Human readable .ssh/known_hosts?

Bob Proulx bob at proulx.com
Thu Oct 1 10:38:17 AEST 2020


Nico Kadel-Garcia wrote:
> Damien Miller wrote:
> > Again, you should read the documentation for CheckHostIP. Turing it off
> > makes known_hosts solely bind to hostnames and, as long as you use names
> > to refer to hosts, avoids any problems caused by IP address reuse.
>
> Have you used AWS? Unless you spend the time and effort, the hostname
> registered in AWS DNS is based on the IP address. Many people do *not*
> use consistent subnets for distinct classes of server or specific OS
> images, so different servers wind up on the same IP address with
> distinct hostkeys based on factors like autoscaling, for which IP
> addresses are not predictable. You can work around it, by locking down
> and sharing hostkeys for your OS images, or by segregating subnets
> based on application and corresponding OS image.
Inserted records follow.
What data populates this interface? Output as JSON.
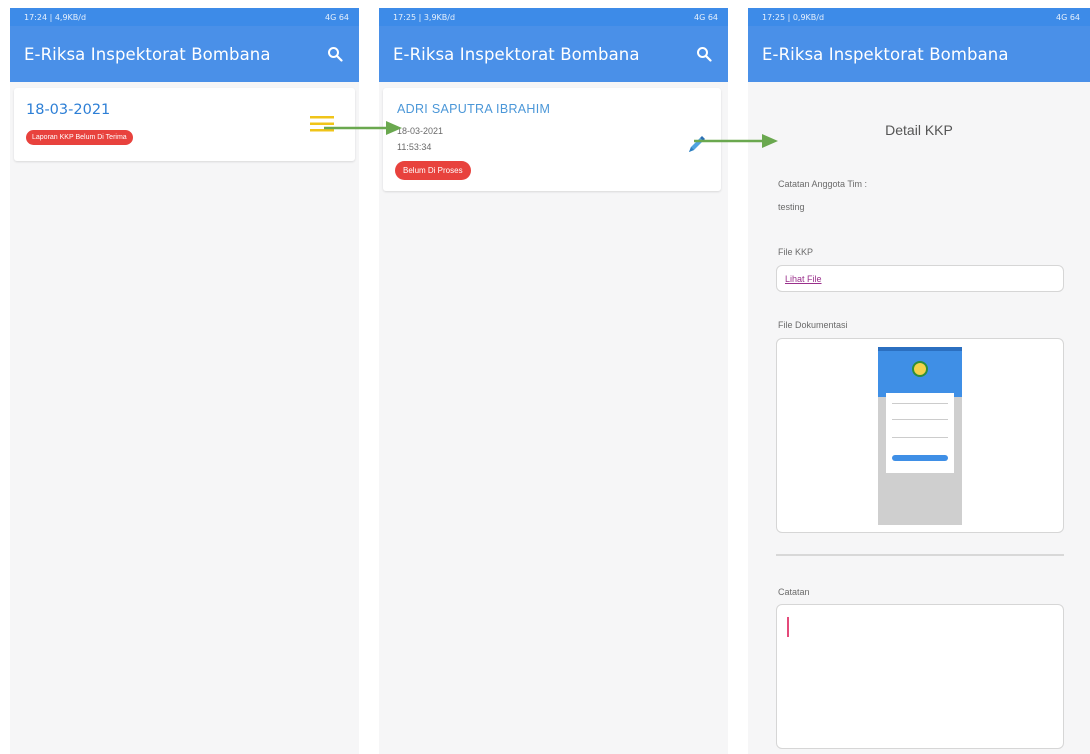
{
  "app": {
    "title": "E-Riksa Inspektorat Bombana"
  },
  "screens": [
    {
      "status_time": "17:24 | 4,9KB/d",
      "status_right": "4G 64",
      "list_item": {
        "date": "18-03-2021",
        "badge": "Laporan KKP Belum Di Terima"
      }
    },
    {
      "status_time": "17:25 | 3,9KB/d",
      "status_right": "4G 64",
      "list_item": {
        "name": "ADRI SAPUTRA IBRAHIM",
        "date": "18-03-2021",
        "time": "11:53:34",
        "badge": "Belum Di Proses"
      }
    },
    {
      "status_time": "17:25 | 0,9KB/d",
      "status_right": "4G 64",
      "detail": {
        "title": "Detail KKP",
        "catatan_anggota_label": "Catatan Anggota Tim :",
        "catatan_anggota_value": "testing",
        "file_kkp_label": "File KKP",
        "file_link": "Lihat File",
        "file_dok_label": "File Dokumentasi",
        "catatan_label": "Catatan",
        "catatan_value": ""
      }
    }
  ],
  "colors": {
    "appbar": "#4a90e8",
    "statusbar": "#3d8be8",
    "badge_red": "#e8423d",
    "arrow_green": "#6aa84f",
    "menu_yellow": "#f0c419"
  },
  "icons": [
    "search-icon",
    "menu-icon",
    "pencil-icon",
    "arrow-icon"
  ]
}
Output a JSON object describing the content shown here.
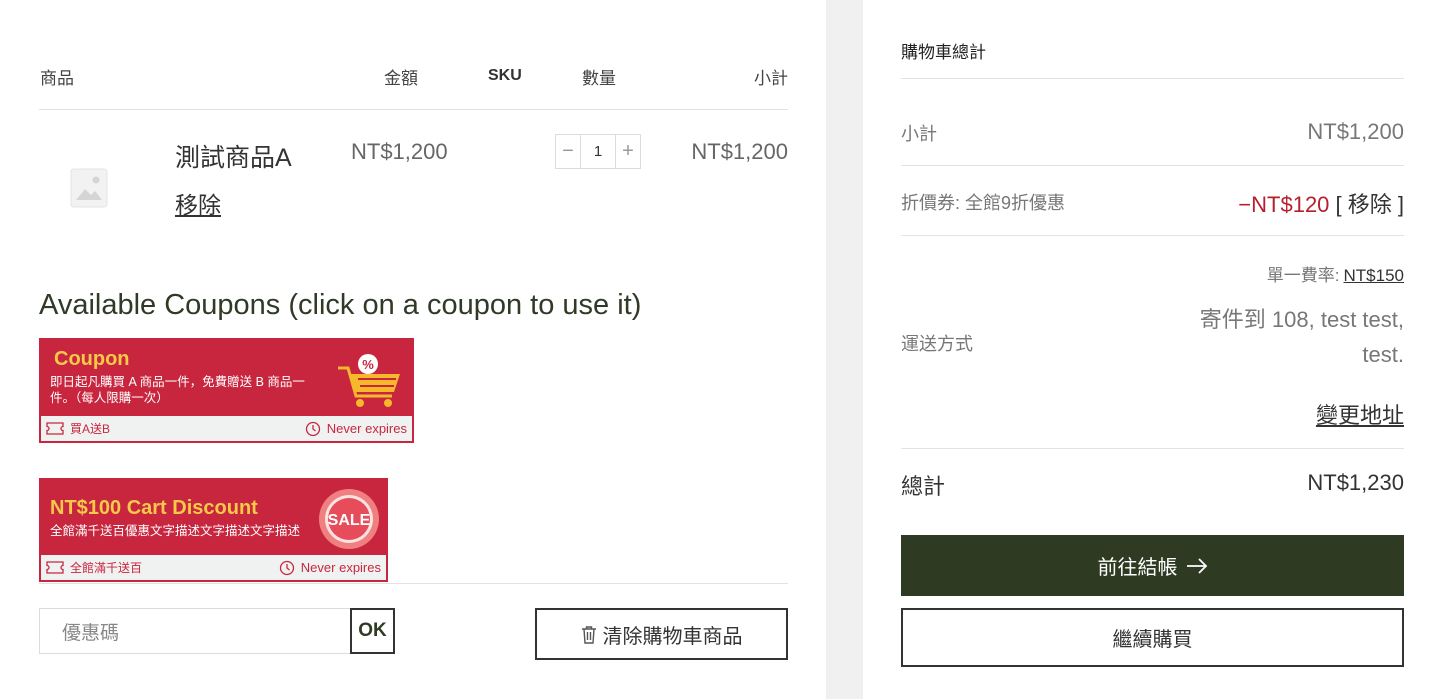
{
  "cart_table": {
    "headers": {
      "product": "商品",
      "price": "金額",
      "sku": "SKU",
      "quantity": "數量",
      "subtotal": "小計"
    },
    "items": [
      {
        "name": "測試商品A",
        "remove_label": "移除",
        "price": "NT$1,200",
        "quantity": "1",
        "subtotal": "NT$1,200"
      }
    ]
  },
  "coupons": {
    "title": "Available Coupons (click on a coupon to use it)",
    "list": [
      {
        "title": "Coupon",
        "description": "即日起凡購買 A 商品一件，免費贈送 B 商品一件。（每人限購一次）",
        "code": "買A送B",
        "expiry": "Never expires",
        "badge": "%"
      },
      {
        "title": "NT$100 Cart Discount",
        "description": "全館滿千送百優惠文字描述文字描述文字描述",
        "code": "全館滿千送百",
        "expiry": "Never expires",
        "badge": "SALE"
      }
    ]
  },
  "coupon_form": {
    "placeholder": "優惠碼",
    "ok_label": "OK"
  },
  "clear_cart_label": "清除購物車商品",
  "totals": {
    "title": "購物車總計",
    "subtotal_label": "小計",
    "subtotal_value": "NT$1,200",
    "coupon_label": "折價券: 全館9折優惠",
    "coupon_value": "−NT$120",
    "coupon_remove": "[ 移除 ]",
    "shipping_label": "運送方式",
    "shipping_rate_label": "單一費率:",
    "shipping_rate_value": "NT$150",
    "shipping_address": "寄件到 108, test test, test.",
    "change_address": "變更地址",
    "total_label": "總計",
    "total_value": "NT$1,230",
    "checkout_label": "前往結帳",
    "continue_label": "繼續購買"
  },
  "colors": {
    "coupon_red": "#c8263f",
    "coupon_yellow": "#f7c948",
    "checkout_bg": "#2f3a23",
    "discount_red": "#b61f2d"
  }
}
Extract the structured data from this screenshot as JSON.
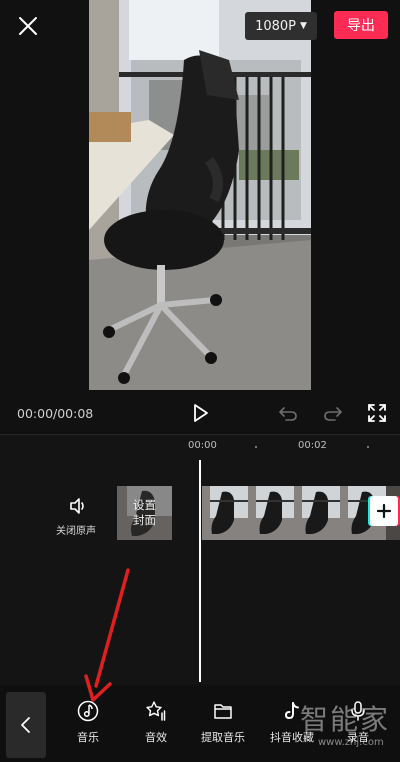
{
  "header": {
    "resolution": "1080P",
    "export_label": "导出"
  },
  "player": {
    "timecode": "00:00/00:08"
  },
  "timeline": {
    "ruler_labels": [
      "00:00",
      "00:02"
    ],
    "mute_label": "关闭原声",
    "cover_line1": "设置",
    "cover_line2": "封面"
  },
  "toolbar": {
    "items": [
      {
        "label": "音乐",
        "icon": "music-note-icon"
      },
      {
        "label": "音效",
        "icon": "sound-effect-icon"
      },
      {
        "label": "提取音乐",
        "icon": "folder-icon"
      },
      {
        "label": "抖音收藏",
        "icon": "tiktok-icon"
      },
      {
        "label": "录音",
        "icon": "microphone-icon"
      }
    ]
  },
  "watermark": {
    "text": "智能家",
    "url": "www.znj.com"
  },
  "colors": {
    "accent": "#fe2c55",
    "background": "#111111",
    "annotation_arrow": "#e02020"
  }
}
These present other
> burdens.

I use AWS and therefore will say a few words here.  The general
default for an AWS EC2 node is that the hostname will look like this.

    root at ip-172-31-29-33:~# hostname
    ip-172-31-29-33

And note that this is in the RFC1918 unroutable private IP space.
That is not and cannot be the public IP address.  The public IP
address is routed to it through an edge route.  It's mapped.  (And
always IPv4 since Amazon has been slow to support IPv6 and AFAIK
elastic IP addresses can only be IPv4 still to this day.)

And if one doesn't do anything then by default Amazon will provide a
DNS name for it in their domain space.  In the case of the above it
will be something like this.  [ Which I have obscured in an obvious
way.  Do you immediately spot why this cannot be valid? :-) ]

    ec2-35-168-278-321.compute-1.amazonaws.com

So in an auto-scale-out elastic configuration one might create a node
ip-172-31-29-33 at noon, might destroy that node by evening, and then
tomorrow recreate the node again as ip-172-31-10-42 but with the same
public IP address and associated amazonaws.com DNS name.

This host key collision with the AWS provided DNS name is only a
problem if 1) one uses the AWS provided DNS name and 2) one uses a
randomly generated ssh host key.  Avoiding this problem can be done by
avoiding either of those two things.  I don't do either of them.

I don't use the AWS supplied DNS name.  I use my own DNS name in the
my domain space.  However I know the stated problem was lack of
control of the DNS.  Okay.  But note that anyone can register a random
domain and and then have control of that namespace.  I have used my
own domain name for my personal use when working with client systems.
Nothing prevents this.

Also for an elastic node that is just a template produced machine then
I believe that one should override the random ssh host key with a
static host key appropriate for the role it is performing.  This can
be done at instantiation time automatically using any of cloud-init or
ansible or other system configuration tool.  Since it then has a
repeatable host key for the role then it won't mismatch when
connecting to it.  When re-created fresh it will have the same host
key that it had before.  I do this.

In a previous life I used to manage a bare metal compute farm and when
the machines are simply srv001 through srv600 and all exactly
equivalent and smashed and recreated as needed then there is no need
for them to have unique host keys.  That's counterproductive.  I set
them all the same as appropriate for their role.